After taking down a winless Principia College (Ill.) team in the regular-season finale 89-67 on Monday, Feb. 18 at Grant Gymnasium, the Gorloks will head to Louisville, Ky., on Friday, Feb. 22 as the No. 4 seed in the 2013 St. Louis Intercollegiate Athletic Conference championship tournament.
Webster will go up against the conference’s No. 1-seeded team, the Spalding University (Ky.) Golden Eagles in Round 1 at 7 p.m. Spalding ended the regular season with an 18-7 overall record and a 15-1 SLIAC mark to give the Golden Eagles the regular-season crown.
The Gorloks claimed the fourth seed in the four-team tournament with a 14-11 overall record and an 11-5 record in conference play.
Webster coach Chris Bunch complimented the Spalding defense as being solid, and he said the Gorloks will have to handle the ball better and be wiser with their shots in the game.
“Minimizing turnovers are going to be at a premium,” Bunch said. “Good shot selection will be key. We’re going to have to play efficiently offensively and make sure we get the best shots that we can get.”
Webster had an identical SLIAC and overall record as MacMurray College (Ill.). The SLIAC’s tiebreaker process gave Webster the edge with Webster going 1-3 against the conference’s top two teams — Spalding and Westminster College (Mo.) — and the Highlanders going 0-4 versus the Golden Eagles and Blue Jays.

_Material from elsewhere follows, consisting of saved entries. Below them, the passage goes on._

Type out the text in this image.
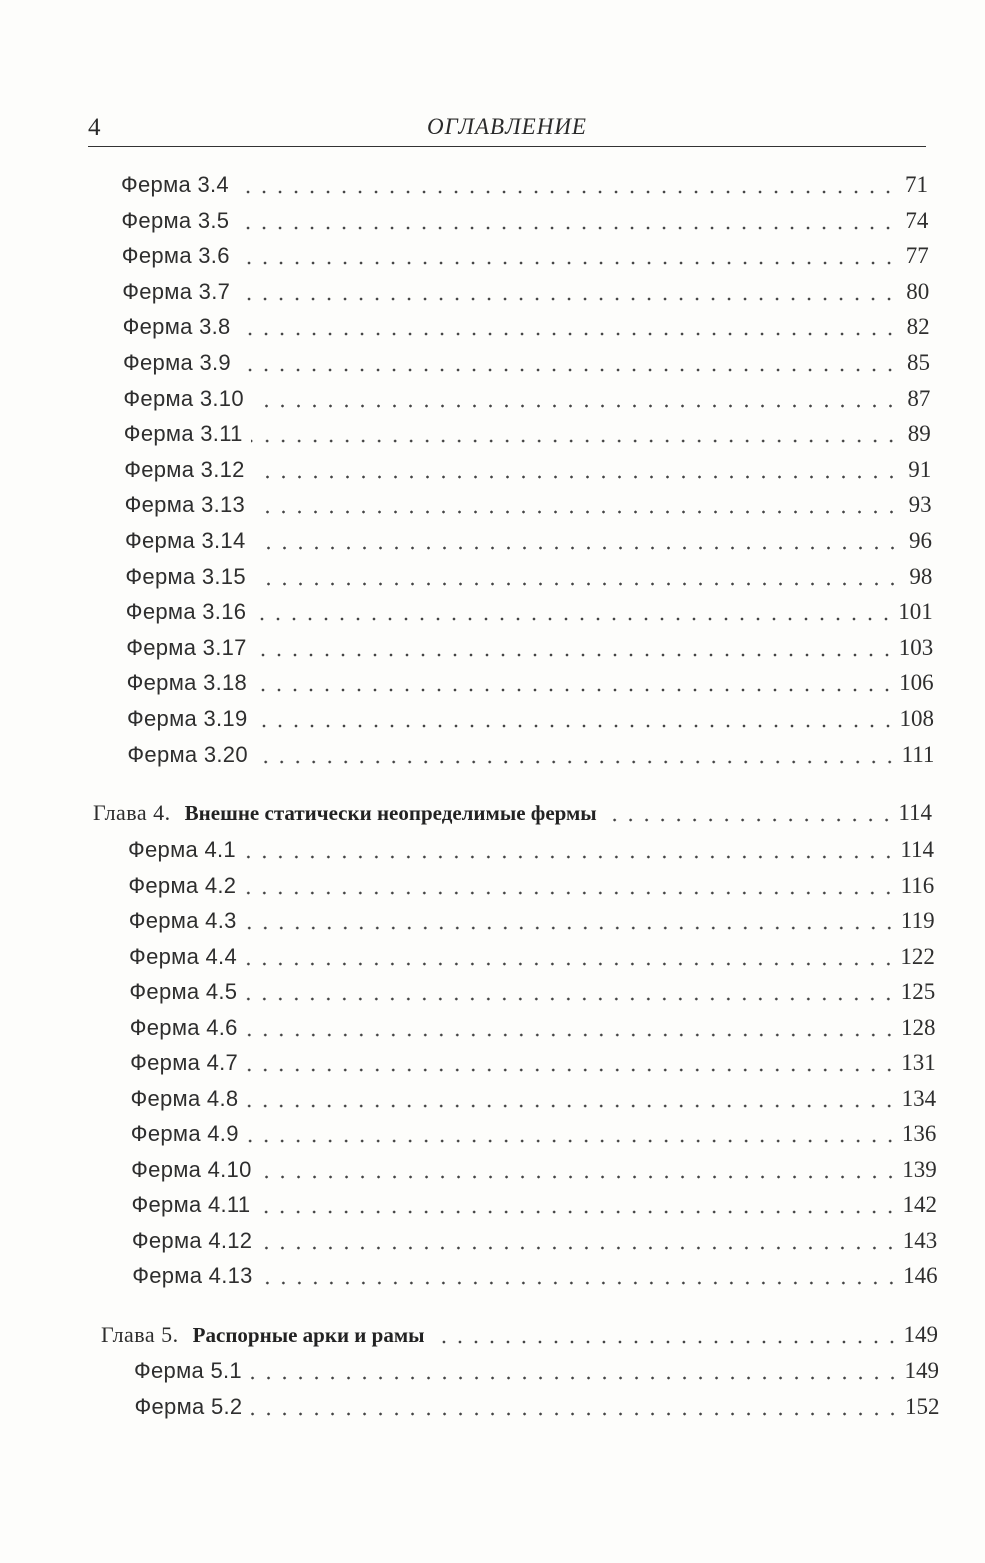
4	ОГЛАВЛЕНИЕ
Ферма 3.4	71
Ферма 3.5	74
Ферма 3.6	77
Ферма 3.7	80
Ферма 3.8	82
Ферма 3.9	85
Ферма 3.10	87
Ферма 3.11	89
Ферма 3.12	91
Ферма 3.13	93
Ферма 3.14	96
Ферма 3.15	98
Ферма 3.16	101
Ферма 3.17	103
Ферма 3.18	106
Ферма 3.19	108
Ферма 3.20	111
Глава 4. Внешне статически неопределимые фермы	114
Ферма 4.1	114
Ферма 4.2	116
Ферма 4.3	119
Ферма 4.4	122
Ферма 4.5	125
Ферма 4.6	128
Ферма 4.7	131
Ферма 4.8	134
Ферма 4.9	136
Ферма 4.10	139
Ферма 4.11	142
Ферма 4.12	143
Ферма 4.13	146
Глава 5. Распорные арки и рамы	149
Ферма 5.1	149
Ферма 5.2	152
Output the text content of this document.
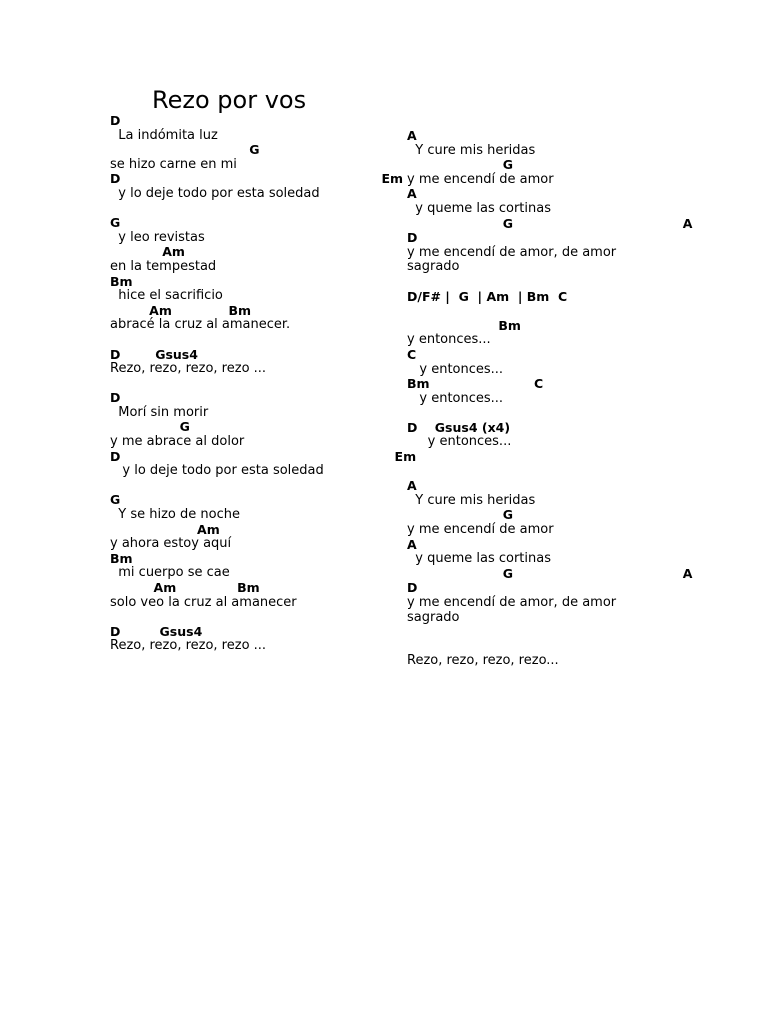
Rezo por vos
D
La indómita luz
G
se hizo carne en mi
D                                                            Em
y lo deje todo por esta soledad
G
y leo revistas
Am
en la tempestad
Bm
hice el sacrificio
Am             Bm
abracé la cruz al amanecer.
D        Gsus4
Rezo, rezo, rezo, rezo ...
D
Morí sin morir
G
y me abrace al dolor
D                                                               Em
y lo deje todo por esta soledad
G
Y se hizo de noche
Am
y ahora estoy aquí
Bm
mi cuerpo se cae
Am              Bm
solo veo la cruz al amanecer
D         Gsus4
Rezo, rezo, rezo, rezo ...
A
Y cure mis heridas
G
y me encendí de amor
A
y queme las cortinas
G                                       A
D
y me encendí de amor, de amor
sagrado
D/F# |  G  | Am  | Bm  C
Bm
y entonces...
C
y entonces...
Bm                        C
y entonces...
D    Gsus4 (x4)
y entonces...
A
Y cure mis heridas
G
y me encendí de amor
A
y queme las cortinas
G                                       A
D
y me encendí de amor, de amor
sagrado
Rezo, rezo, rezo, rezo...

Webster dropped both meetings with Spalding this season, losing by 30 points in Louisville and 73-64 on senior night at Grant Gymnasium. In the second matchup, Spalding was without one of the conference’s best players, guard Dewhon McAfee. Despite not playing since Feb. 9 at Greenville College (Ill.), where McAfee tore his anterior crucial ligament, McAfee still led the SLIAC with 20.5 points per game in 2012-2013.
Spalding forward Jametrius Brasher led the conference with a 65.7 field-goal percentage. Right behind him, though, is Webster junior center Jarrod Huskey (64.8 percent).
“The games that we have played against him and have won in the past two or three years I would dare say we held (Brasher) from having a real big game,” Bunch said. “How Jarrod (Huskey) does against him individually and how we do against him collectively is going to be a key part of the game.”
The other matchup in Louisville before the Webster-Spalding game is between Eureka College (Ill.) (17-8, 12-4 SLIAC) and Westminster (19-6, 12-4 SLIAC), the No. 2 and No. 3 seeds, respectively. Head to head this season, the two teams split their meetings with the home team winning each time. Eureka was the only team to hand Spalding a conference loss this season.
If Webster prevails in an upset over the Golden Eagles, the Gorloks will play the winner of the Eureka-Westminster contest. Webster split its games with both Westminster and Eureka in 2012-2013. The SLIAC tournament championship game will be Saturday, Feb. 23 at 6 p.m.
—Tim Doty contributed to this report.